In der Folge hätten die Mainzer leicht und locker mehr als nur ein weiteres Tor durch Yoshinori Muto in der 16. Minute erzielen können, doch allen voran der auffällige Levin Öztunali vergab zwei Chancen der Kategorie riesengroß. Die halbe Portion Muto dagegen blieb gegen die drei Hoffenheimer Abwehrhünen Kevin Vogt, Havard Nordtveit und Benjamin Hübner ganz cool, schlich sich mit dem Ball an den Riesenkerlen vorbei und bugsierte ihn mit links ins Tor. 
Hoffenheims Trainer Julian Nagelsmann war vor lauter Ärger über die ständigen Nachlässigkeiten der Seinen alles andere als amüsiert.

Wagner reibt sich auf

Aber dann gab es doch Grund zum Jubeln für die Truppe aus dem Kraichgau.

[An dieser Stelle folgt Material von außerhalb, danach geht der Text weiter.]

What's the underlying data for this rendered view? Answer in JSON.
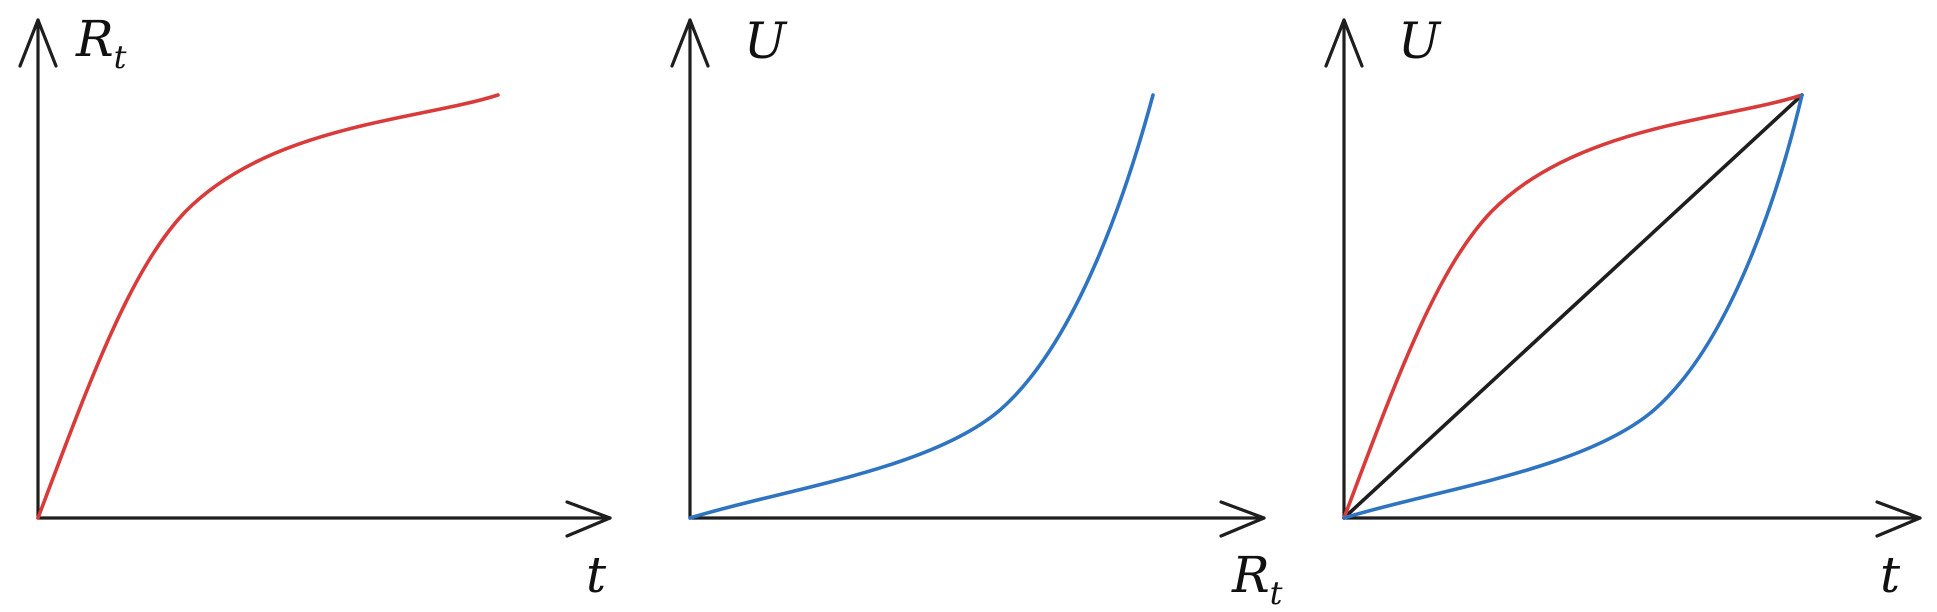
{
  "colors": {
    "axis": "#1e1e1e",
    "red_curve": "#d93a3a",
    "blue_curve": "#2f74c0",
    "diagonal": "#1e1e1e"
  },
  "panels": [
    {
      "id": "panel-1",
      "y_label": {
        "main": "R",
        "sub": "t"
      },
      "x_label": {
        "main": "t",
        "sub": ""
      }
    },
    {
      "id": "panel-2",
      "y_label": {
        "main": "U",
        "sub": ""
      },
      "x_label": {
        "main": "R",
        "sub": "t"
      }
    },
    {
      "id": "panel-3",
      "y_label": {
        "main": "U",
        "sub": ""
      },
      "x_label": {
        "main": "t",
        "sub": ""
      }
    }
  ]
}
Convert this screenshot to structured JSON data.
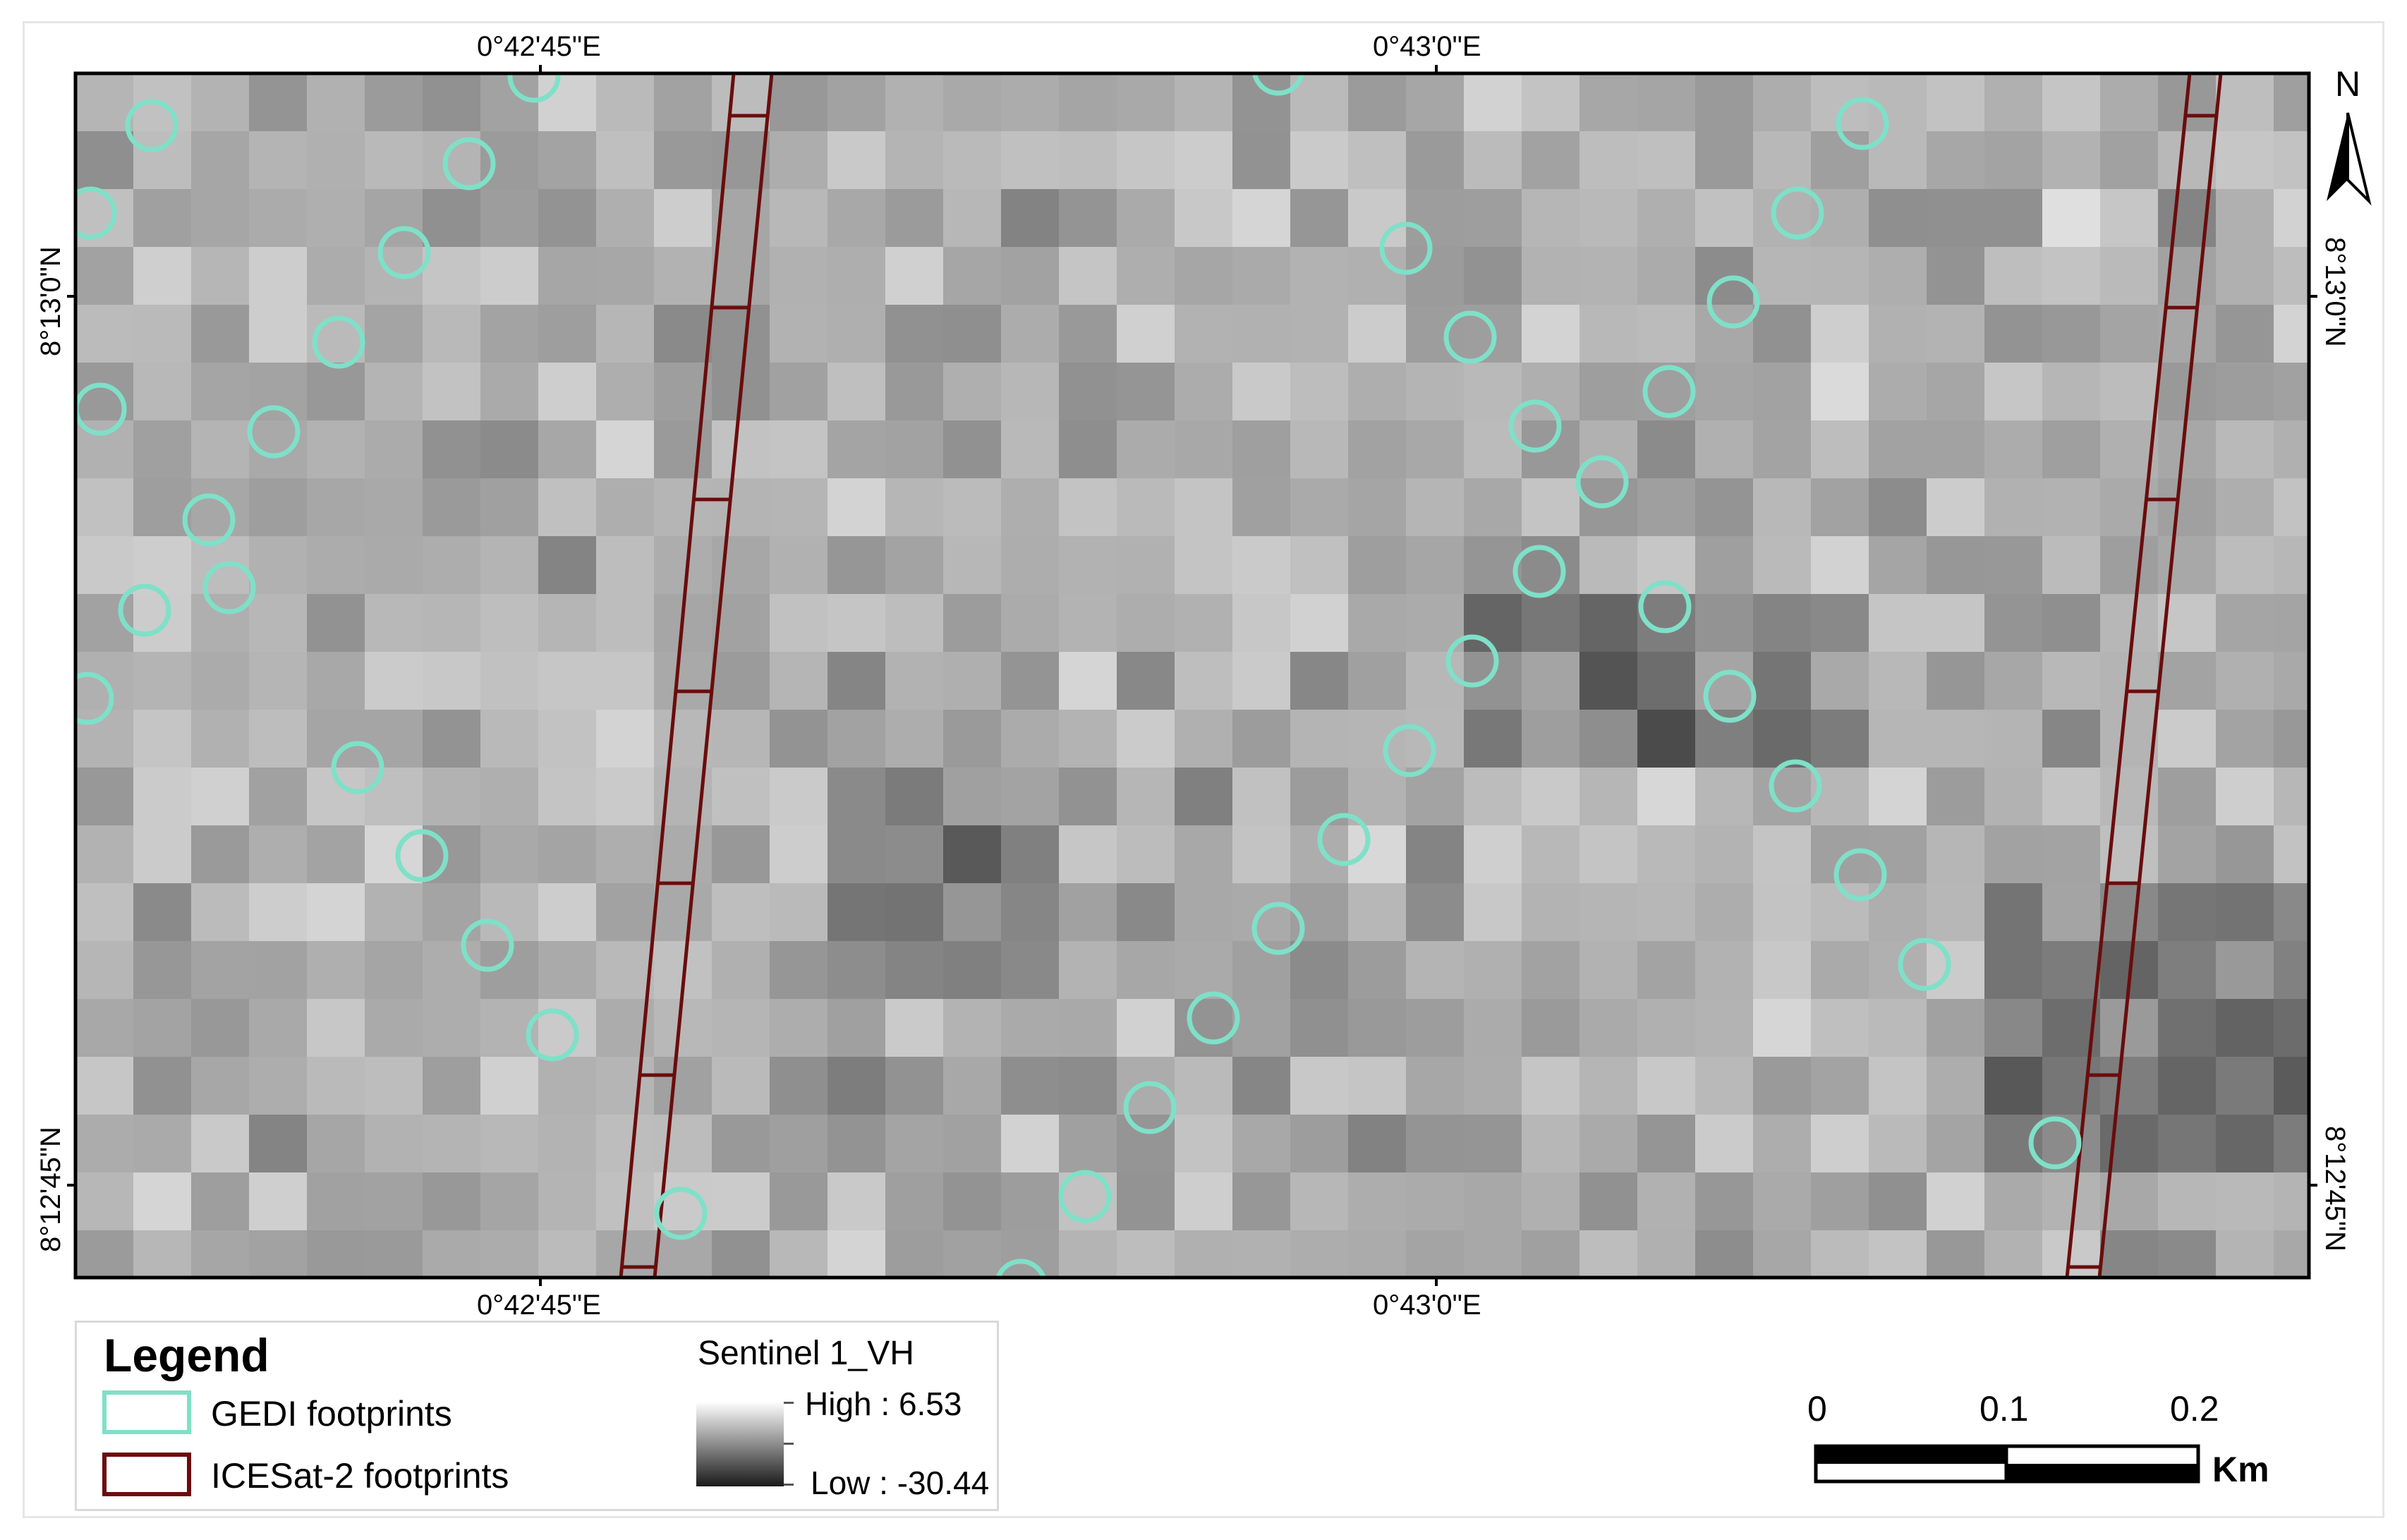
{
  "map": {
    "coord_labels": {
      "top_left_lon": "0°42'45\"E",
      "top_right_lon": "0°43'0\"E",
      "bottom_left_lon": "0°42'45\"E",
      "bottom_right_lon": "0°43'0\"E",
      "left_upper_lat": "8°13'0\"N",
      "left_lower_lat": "8°12'45\"N",
      "right_upper_lat": "8°13'0\"N",
      "right_lower_lat": "8°12'45\"N"
    },
    "raster": {
      "name": "Sentinel 1_VH",
      "high_label": "High : 6.53",
      "low_label": "Low : -30.44"
    },
    "layers": {
      "gedi_color": "#7fe0c8",
      "icesat_color": "#6b0c0c"
    }
  },
  "legend": {
    "title": "Legend",
    "gedi_label": "GEDI footprints",
    "icesat_label": "ICESat-2 footprints"
  },
  "scalebar": {
    "labels": [
      "0",
      "0.1",
      "0.2"
    ],
    "unit": "Km"
  },
  "north_arrow": {
    "label": "N",
    "icon": "north-arrow-icon"
  }
}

Nadiem Amiri nutzte eine Unaufmerksamkeit in der Mainzer Abwehr postwendend zum 1:2 (23.), ehe René Adler seine Flugtauglichkeit gegen Lukas Rupp unter Beweis stellte. Aber die nützte dem Mainzer Torwart dann nichts mehr, als Sandro Wagner in der letzten Aktion der ersten Halbzeit nach einer Ecke von Rupp per Kopf zum Ausgleich traf – und sich sodann so auffällig diebisch in Richtung der Mainzer Ultraszene freute, dass dort Wut hochkochte.

Ganz ähnlich hatte es der Mittelstürmer vor etwas mehr als einem Jahr betrieben, seinerzeit mit dem Ergebnis, dass Mainz 05 einen 4:1-Vorsprung noch verspielte und sich am Ende mit einem Zähler begnügen musste. Zwölf Monate später bearbeiteten die Mainzer Abwehrspieler mit der Dreierkette aus Stefan Bell, Leon Balogun und dem bärenstarken Franzosen Jean-Philippe Gbamin den nicht nachlassenden Wagner in einer Art, die einige Beschwerden des Hoffenheimer Angriffsführers bei Schiedsrichter Manuel Gräfe nach sich zog.

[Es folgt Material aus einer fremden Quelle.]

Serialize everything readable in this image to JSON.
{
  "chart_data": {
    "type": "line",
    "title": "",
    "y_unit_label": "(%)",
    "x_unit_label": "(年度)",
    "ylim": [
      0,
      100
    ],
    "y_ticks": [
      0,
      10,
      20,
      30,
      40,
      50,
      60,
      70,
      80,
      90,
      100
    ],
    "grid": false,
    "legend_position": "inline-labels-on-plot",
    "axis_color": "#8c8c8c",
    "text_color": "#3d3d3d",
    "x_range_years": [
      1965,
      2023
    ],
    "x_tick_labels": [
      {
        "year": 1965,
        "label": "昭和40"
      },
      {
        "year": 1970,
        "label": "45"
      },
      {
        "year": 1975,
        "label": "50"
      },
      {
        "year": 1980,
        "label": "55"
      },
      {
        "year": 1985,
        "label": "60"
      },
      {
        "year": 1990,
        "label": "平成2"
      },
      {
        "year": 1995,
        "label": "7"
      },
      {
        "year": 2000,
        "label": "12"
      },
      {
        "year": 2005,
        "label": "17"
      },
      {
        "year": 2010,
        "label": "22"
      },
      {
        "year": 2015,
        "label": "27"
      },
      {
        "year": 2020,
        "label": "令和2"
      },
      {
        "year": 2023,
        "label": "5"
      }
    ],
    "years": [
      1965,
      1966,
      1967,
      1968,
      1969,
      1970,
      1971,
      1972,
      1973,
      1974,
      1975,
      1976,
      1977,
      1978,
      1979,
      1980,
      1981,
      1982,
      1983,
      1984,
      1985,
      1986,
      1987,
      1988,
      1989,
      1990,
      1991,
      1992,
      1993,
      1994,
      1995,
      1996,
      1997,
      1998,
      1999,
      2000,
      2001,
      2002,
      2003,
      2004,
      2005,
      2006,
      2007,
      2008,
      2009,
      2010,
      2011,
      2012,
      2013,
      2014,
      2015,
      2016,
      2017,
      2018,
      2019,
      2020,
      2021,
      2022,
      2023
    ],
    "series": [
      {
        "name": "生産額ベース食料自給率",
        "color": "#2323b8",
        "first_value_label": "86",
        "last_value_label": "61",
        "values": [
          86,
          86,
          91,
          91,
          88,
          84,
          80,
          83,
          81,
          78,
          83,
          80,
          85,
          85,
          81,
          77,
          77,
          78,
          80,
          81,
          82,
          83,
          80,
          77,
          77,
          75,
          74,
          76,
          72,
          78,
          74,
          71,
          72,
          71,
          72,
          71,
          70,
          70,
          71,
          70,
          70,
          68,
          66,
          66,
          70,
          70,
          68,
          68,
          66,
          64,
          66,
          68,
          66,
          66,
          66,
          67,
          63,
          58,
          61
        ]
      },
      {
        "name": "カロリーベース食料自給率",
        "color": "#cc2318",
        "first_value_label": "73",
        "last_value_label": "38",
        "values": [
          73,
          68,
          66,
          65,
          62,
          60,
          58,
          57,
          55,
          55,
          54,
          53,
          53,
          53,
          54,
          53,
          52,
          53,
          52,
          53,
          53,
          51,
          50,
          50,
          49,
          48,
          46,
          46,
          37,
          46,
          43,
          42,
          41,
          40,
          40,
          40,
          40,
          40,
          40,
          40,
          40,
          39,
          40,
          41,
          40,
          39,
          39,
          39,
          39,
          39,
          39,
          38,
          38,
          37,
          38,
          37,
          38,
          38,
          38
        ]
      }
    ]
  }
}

Sicherlich erwähnenswert noch, dass der Spanier Jairo Samperio erstmals seit seinem in letzter Minute gescheiterten Wechsel zu Hannover 96 wieder für Mainz 05 spielte, der schnelle Außenspieler wurde nach einer guten Stunde eingewechselt. Dem kleinen Kerl war in der Folge, als die Mainzer dem Sieg näher waren, aber anzumerken, dass es ihm mächtig an Spielpraxis mangelt. Und weil Hoffenheim eine Spitzenmannschaft ist und Mainz 05 wohl bis zum Ende arg um den Klassenerhalt kämpfen muss, machte am Ende die etwas weniger gute von zwei guten Mannschaften den Siegtreffer. Mark Uth war in der dritten Minute der Nachspielzeit zum richtigen Zeitpunkt am richtigen Fleck.